Peter Stamm: "In einer dunkelblauen Stunde":"Ich habe euch ja erfunden"

Peter Stamm: "In einer dunkelblauen Stunde": Wie entsteht ein Roman? Der Dokumentarfilm "Wechselspiel" zeigt es am Beispiel von Peter Stamm.

Wie entsteht ein Roman? Der Dokumentarfilm "Wechselspiel" zeigt es am Beispiel von Peter Stamm.

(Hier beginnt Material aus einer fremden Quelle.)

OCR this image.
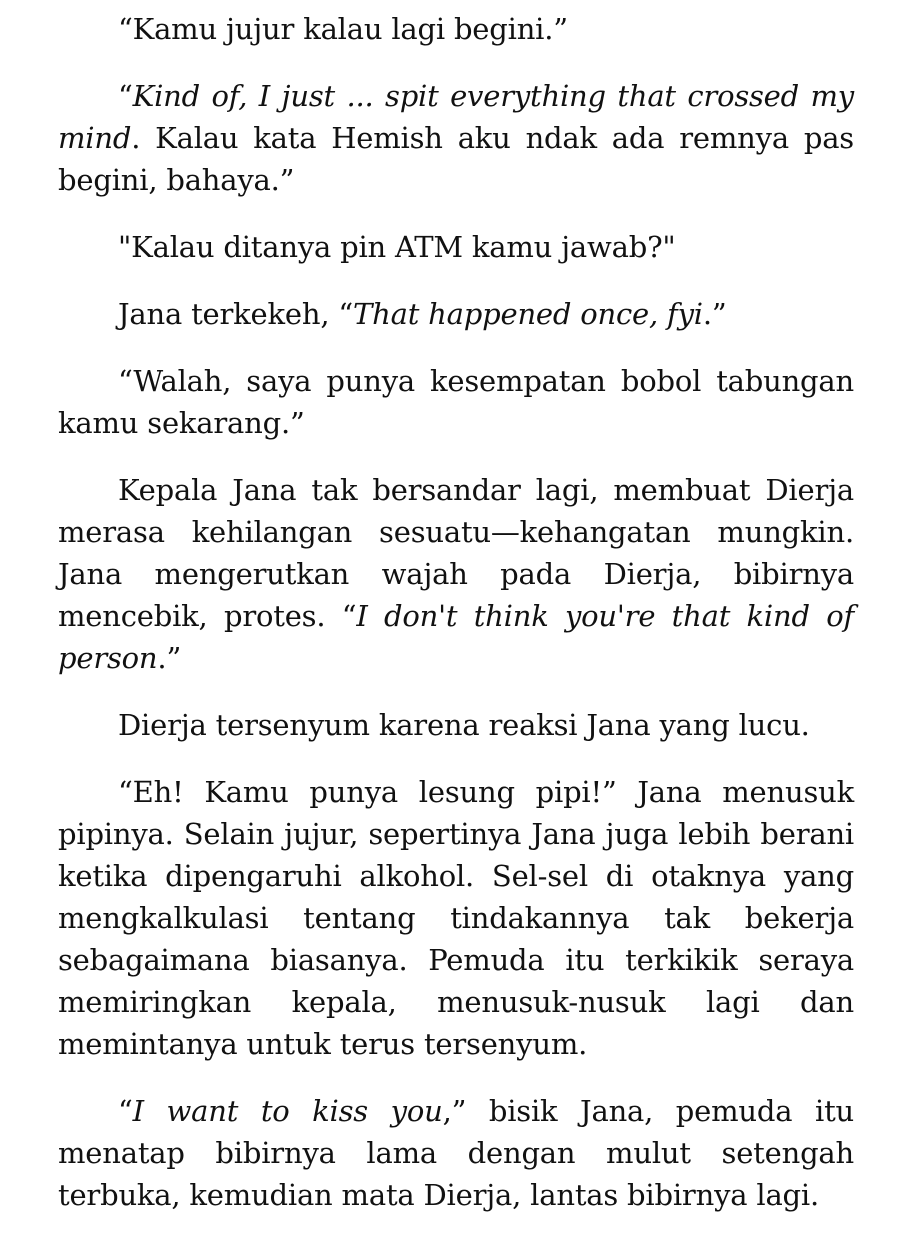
“Kamu jujur kalau lagi begini.”

“Kind of, I just ... spit everything that crossed my mind. Kalau kata Hemish aku ndak ada remnya pas begini, bahaya.”

"Kalau ditanya pin ATM kamu jawab?"

Jana terkekeh, “That happened once, fyi.”

“Walah, saya punya kesempatan bobol tabungan kamu sekarang.”

Kepala Jana tak bersandar lagi, membuat Dierja merasa kehilangan sesuatu—kehangatan mungkin. Jana mengerutkan wajah pada Dierja, bibirnya mencebik, protes. “I don't think you're that kind of person.”

Dierja tersenyum karena reaksi Jana yang lucu.

“Eh! Kamu punya lesung pipi!” Jana menusuk pipinya. Selain jujur, sepertinya Jana juga lebih berani ketika dipengaruhi alkohol. Sel-sel di otaknya yang mengkalkulasi tentang tindakannya tak bekerja sebagaimana biasanya. Pemuda itu terkikik seraya memiringkan kepala, menusuk-nusuk lagi dan memintanya untuk terus tersenyum.

“I want to kiss you,” bisik Jana, pemuda itu menatap bibirnya lama dengan mulut setengah terbuka, kemudian mata Dierja, lantas bibirnya lagi.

(Foto: C-Films AG/Solothurner Filmtage)

Ein Dokumentarfilm zeigt, wie Peter Stamm schreibt, und zugleich erscheint ein Roman von ihm. Zwischen Autor und Werk, Wirklichkeit und Fiktion geschieht etwas Erstaunliches.

Von Christoph Schröder

Sie sitzen sich gegenüber in einem kahlen Raum, der Autor und die Filmemacherin. Neben ihr der Kameramann. Der hat noch eine letzte Frage: "Peter, welche Aspekte hätte es nicht gegeben in deinem Roman, wenn wir nicht dabei gewesen wären?" Peter Stamm, der Autor, überlegt kurz, und dabei legt sich dieses schelmische Lächeln auf seine Züge, das man von ihm kennt. "Ihr seid ja meine Figuren. Ich habe euch ja erfunden. Von daher seid ihr doch automatisch immer dabei." Befremdete Blicke. Stamm lacht in sich hinein. Schnitt und Ende des Films.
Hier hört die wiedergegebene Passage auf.